Besides, when consumers went to chemists for drugs for common illnesses, they would be sold
the high trade margin (HTM) generics. But this did not benefit the consumers.

With the cap on margins, volumes from HTM generics could be hit. “Retailers may find the
lower margins not enough inducement to substitute a doctor-prescribed drug,” says S. Sawhney, executive vice-president, Dr. Reddy’s, which did not use the HTM route.

In that case, companies earlier making HTM generics will have to find other ways to push them
via pharmacies. Freebies are a possibility. They are common for doctor-promoted brands as
well. But, the companies get margins of 55 per cent or more from doctor-prescribed drugs
compared with 12-15 per cent from HTM generics. So, giving them for the latter may be
unviable. Says a Ranbaxy spokesperson: “Companies will have to keep investing in brand
promotion to keep sales going.”

But are HTM generics worth the trouble? They make up just 10 per cent by value of the
domestic business of large companies. True, companies manage the segment on a shoestring
budget — manufacturing is often outsourced, there is no sales force, and just four or five people
are assigned to run it. But it has caused significant damage to their image as responsible
marketers. Now even maintaining sales will require more effort.
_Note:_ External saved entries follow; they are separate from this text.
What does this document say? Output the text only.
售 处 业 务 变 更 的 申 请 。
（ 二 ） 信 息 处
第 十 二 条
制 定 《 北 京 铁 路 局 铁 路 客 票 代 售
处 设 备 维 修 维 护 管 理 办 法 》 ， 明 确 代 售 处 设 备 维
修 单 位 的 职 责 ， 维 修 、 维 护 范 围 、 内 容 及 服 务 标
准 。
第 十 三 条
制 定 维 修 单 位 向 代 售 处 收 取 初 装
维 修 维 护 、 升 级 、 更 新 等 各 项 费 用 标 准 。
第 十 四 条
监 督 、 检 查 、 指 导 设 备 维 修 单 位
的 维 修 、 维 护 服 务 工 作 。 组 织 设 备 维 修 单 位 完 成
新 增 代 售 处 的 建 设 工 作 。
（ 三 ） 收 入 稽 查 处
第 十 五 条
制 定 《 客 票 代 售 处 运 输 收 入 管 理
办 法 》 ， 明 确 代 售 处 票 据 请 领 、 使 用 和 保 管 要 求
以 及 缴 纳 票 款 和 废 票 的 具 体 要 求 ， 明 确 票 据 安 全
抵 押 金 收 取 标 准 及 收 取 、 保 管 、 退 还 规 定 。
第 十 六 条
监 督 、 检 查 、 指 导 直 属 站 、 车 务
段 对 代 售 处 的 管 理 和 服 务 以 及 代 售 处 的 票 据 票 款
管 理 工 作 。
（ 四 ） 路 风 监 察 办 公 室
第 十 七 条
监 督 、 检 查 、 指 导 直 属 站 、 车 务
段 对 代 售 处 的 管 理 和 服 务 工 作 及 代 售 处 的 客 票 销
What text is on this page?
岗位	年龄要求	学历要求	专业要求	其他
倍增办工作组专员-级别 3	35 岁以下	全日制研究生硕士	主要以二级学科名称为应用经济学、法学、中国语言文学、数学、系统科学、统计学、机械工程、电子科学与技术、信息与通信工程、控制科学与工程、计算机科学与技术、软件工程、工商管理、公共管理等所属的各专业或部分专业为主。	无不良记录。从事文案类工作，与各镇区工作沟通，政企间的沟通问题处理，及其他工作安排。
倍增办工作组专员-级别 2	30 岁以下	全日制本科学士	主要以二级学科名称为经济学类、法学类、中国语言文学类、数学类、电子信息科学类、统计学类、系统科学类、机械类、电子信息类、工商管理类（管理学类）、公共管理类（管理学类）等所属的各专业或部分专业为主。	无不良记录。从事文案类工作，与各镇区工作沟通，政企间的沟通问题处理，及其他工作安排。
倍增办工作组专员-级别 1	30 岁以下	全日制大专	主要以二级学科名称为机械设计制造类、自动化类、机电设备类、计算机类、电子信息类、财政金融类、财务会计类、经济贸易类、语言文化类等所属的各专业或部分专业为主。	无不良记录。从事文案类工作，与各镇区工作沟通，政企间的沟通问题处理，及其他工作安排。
Yet, companies are unwilling to let go of it completely. Ranbaxy and Lupin, two leading players
still want a finger in that pie. Oddly, Cipla, an early mover in generics, says it is winding down
these operations. “We have been at it for nine or ten months,” says joint managing director
Amar Lulla. But its generics sales still hover around Rs 100 crore.

D.G. Shah, an industry veteran and secretary general, Indian Pharmaceutical Alliance, says it is
best for big companies to exit HTM generics. He says any sop to make up for lower trade
margins will take more out of the companies’ pockets than it will bring in. “Where a generic
sold earlier, a prescribed brand may sell just as well,” he adds.

Indeed, it may be better to exit now than 2-3 years ago. The Rs 25,000-crore pharma market is growing at about 12 per cent, double the rate of a couple of years ago, driven by doctor-
prescribed drugs. So, companies may not feel the pinch of getting out of HTM generics.
More important, it appears that the industry has called truce with Paswan. In return for lower retail prices on what makes up 7 per cent of the pharma market, a more benign Paswan will likely not impose more stringent price controls on the entire industry in the proposed new pharma policy as he had threatened he would.

On the whole, Paswan’s medicine may taste a lot less bitter than it looks (for the companies).